Have a go at… bat walks at Sherwood Forest
The Major Oak holds a major secret. Nestled where the great Robin Hood himself is said to have once hidden, a roost of bats huddle together until nightfall; awaiting the chance to stretch their wings and enjoy a bite to eat. (Please note – not the vampire variety!)
Once the crowds of Robin Hood hunters head for home, the forest comes alive with a new kind of noise. From the screech of a tawny owl, to the rustling of a rabbit – the evening is merely the beginning at Sherwood.
I spent last Saturday evening on a bat walk at Sherwood Forest, an hour long tour which takes you on a guided walk after dusk, in the hope of spotting a bat or two. Armed with very little knowledge about bats – only the gruesome blood lusting images played out on the big screen – I was keen to learn about these creatures, and look forward to watching them in a natural habitat – and I wasn’t alone.
Arriving late into the evening at half past nine for our tour, we were pleasantly surprised to see a strong gathering of over twenty people, also here to enjoy the bat walk that evening.

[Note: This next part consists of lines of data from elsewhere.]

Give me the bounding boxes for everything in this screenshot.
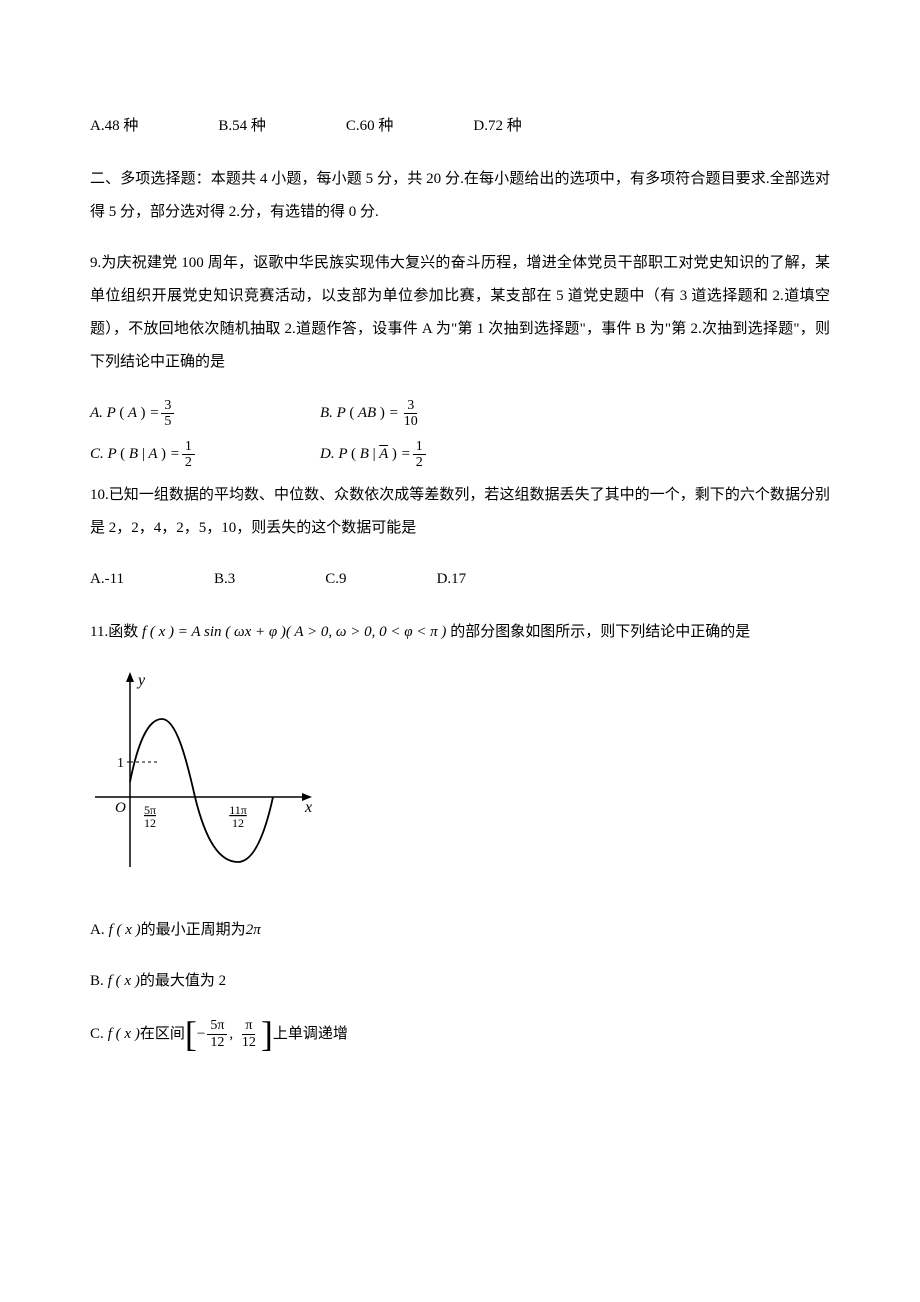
y-tick-1: 1: [117, 756, 124, 771]
q11-graph: y x O 1 5π 12 11π 12: [90, 667, 830, 890]
q11-b-pre: B.: [90, 965, 104, 998]
q8-opt-a: A.48 种: [90, 110, 138, 143]
origin-label: O: [115, 800, 126, 816]
q10-opt-c: C.9: [325, 563, 346, 596]
q10-options: A.-11 B.3 C.9 D.17: [90, 563, 830, 596]
q11-stem-pre: 11.函数: [90, 624, 142, 640]
q8-options: A.48 种 B.54 种 C.60 种 D.72 种: [90, 110, 830, 143]
q11-stem: 11.函数 f ( x ) = A sin ( ωx + φ )( A > 0,…: [90, 616, 830, 649]
q10-stem: 10.已知一组数据的平均数、中位数、众数依次成等差数列，若这组数据丢失了其中的一…: [90, 479, 830, 545]
q11-c-post: 上单调递增: [273, 1018, 348, 1051]
q9-b-num: 3: [404, 398, 417, 414]
y-axis-label: y: [136, 672, 146, 689]
section2-header: 二、多项选择题：本题共 4 小题，每小题 5 分，共 20 分.在每小题给出的选…: [90, 163, 830, 229]
q11-c-mid: 在区间: [140, 1018, 185, 1051]
q8-opt-d: D.72 种: [473, 110, 521, 143]
q11-c-pre: C.: [90, 1018, 104, 1051]
q8-opt-b: B.54 种: [218, 110, 266, 143]
xtick2-den: 12: [232, 816, 244, 830]
q9-opt-d: D. P ( B | A ) = 12: [320, 438, 550, 471]
q11-b-f: f ( x ): [108, 965, 140, 998]
xtick2-num: 11π: [229, 803, 247, 817]
q11-a-f: f ( x ): [109, 914, 141, 947]
q11-stem-post: 的部分图象如图所示，则下列结论中正确的是: [446, 624, 750, 640]
q11-c-n1: 5π: [207, 1018, 227, 1034]
q11-c-n2: π: [242, 1018, 255, 1034]
q11-opt-b: B. f ( x ) 的最大值为 2: [90, 965, 830, 998]
q11-opt-c: C. f ( x ) 在区间 [ − 5π12 , π12 ] 上单调递增: [90, 1016, 830, 1052]
y-axis-arrow: [126, 672, 134, 682]
q11-a-val: 2π: [246, 914, 261, 947]
q9-options: A. P ( A ) = 35 B. P ( AB ) = 310 C. P (…: [90, 397, 830, 471]
q9-c-num: 1: [182, 439, 195, 455]
q9-opt-c: C. P ( B | A ) = 12: [90, 438, 320, 471]
x-axis-label: x: [304, 799, 312, 816]
q10-opt-b: B.3: [214, 563, 235, 596]
q8-opt-c: C.60 种: [346, 110, 394, 143]
q9-a-num: 3: [161, 398, 174, 414]
q9-d-den: 2: [413, 455, 426, 470]
q9-c-den: 2: [182, 455, 195, 470]
q11-c-interval: [ − 5π12 , π12 ]: [185, 1016, 273, 1052]
q10-opt-d: D.17: [437, 563, 467, 596]
q11-stem-f: f ( x ) = A sin ( ωx + φ )( A > 0, ω > 0…: [142, 624, 446, 640]
q9-d-num: 1: [413, 439, 426, 455]
q10-opt-a: A.-11: [90, 563, 124, 596]
q9-opt-a: A. P ( A ) = 35: [90, 397, 320, 430]
q11-a-post: 的最小正周期为: [141, 914, 246, 947]
q11-c-f: f ( x ): [108, 1018, 140, 1051]
q11-a-pre: A.: [90, 914, 105, 947]
q11-c-d1: 12: [207, 1035, 227, 1050]
q9-stem: 9.为庆祝建党 100 周年，讴歌中华民族实现伟大复兴的奋斗历程，增进全体党员干…: [90, 247, 830, 379]
q9-b-den: 10: [401, 414, 421, 429]
xtick1-num: 5π: [144, 803, 156, 817]
q11-c-d2: 12: [239, 1035, 259, 1050]
xtick1-den: 12: [144, 816, 156, 830]
q9-a-den: 5: [161, 414, 174, 429]
q11-b-post: 的最大值为 2: [140, 965, 226, 998]
sine-curve: [130, 719, 273, 862]
q11-opt-a: A. f ( x ) 的最小正周期为 2π: [90, 914, 830, 947]
q9-opt-b: B. P ( AB ) = 310: [320, 397, 550, 430]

There were some real bat fanatics with excited bat chat from the different sonar equipment on offer, to the excitement at the possibility of seeing the many species of bats native to the forest.
The ranger who led the walk certainly knew his bat facts. Before we set off, he filled us with information from the several species of bats that live in the Forest (believed to be up to 11 out of 18 species recorded across Britain), to their dietary requirements and nesting preferences.
He also managed to dispel a few myths about bats, often vamped up by your typical horror movie; managing to placate any fears we had, and helping us see that bats really are quite fascinating. Not only did he equip us with knowledge, he also provided the perfect equipment for detecting the nocturnal residents.
Throughout the walk we were invited to share around ‘bat detectors’ which picked up sonar signals given off by the bats as they fly overhead. Using a frequency level of around 45, we were able to pick up clicking sounds of bats as they danced through the trees. The chance to not only see the bats but hear them too provided a great sensory experience.
Everyone became animated at the slightest clicking sound, gathering excitedly around the box that gave away a bat’s location.
The ranger was so informed that he could tell the different species from the different range of clicks, and even knew when they were about to feed (the bats create a very comedic ‘raspberry’ type noise as they devour up to 3000 insects a night).
Although there were very few bats visible to us during the tour (bats are migratory and move home often), we were able to enjoy the majestic surroundings of Sherwood Forest.
The walk was a great low impact workout, a gentle amble through the forest at your own pace – although you had to mind for the odd tree stump off the beaten track (torches were recommended for the route back).
Insect repellent was also suggested as a necessity for the walk – the bats knew exactly when to come out of their roost to feed, as the forest was beset with their favourite insects (who were more than happy to take a nibble out of the visitors too!).
The rangers were on hand to answer any bat related questions, and guide people to the best bat spots in the forest. It was not only a chance to see bats in their natural habitat, but to witness other wondrous sights and sounds which may be missed during day visits. Everyone had a great time, young or old – expert or novice, and it was lovely to see people so animated about nature in Notts.
And with the new Batman movie, partly filmed in Nottingham recently, now is the perfect time to check out the real thing. Walks at Sherwood Forest are coming to an end for the season, but be sure to look out for the next one – you’d be batty to miss it.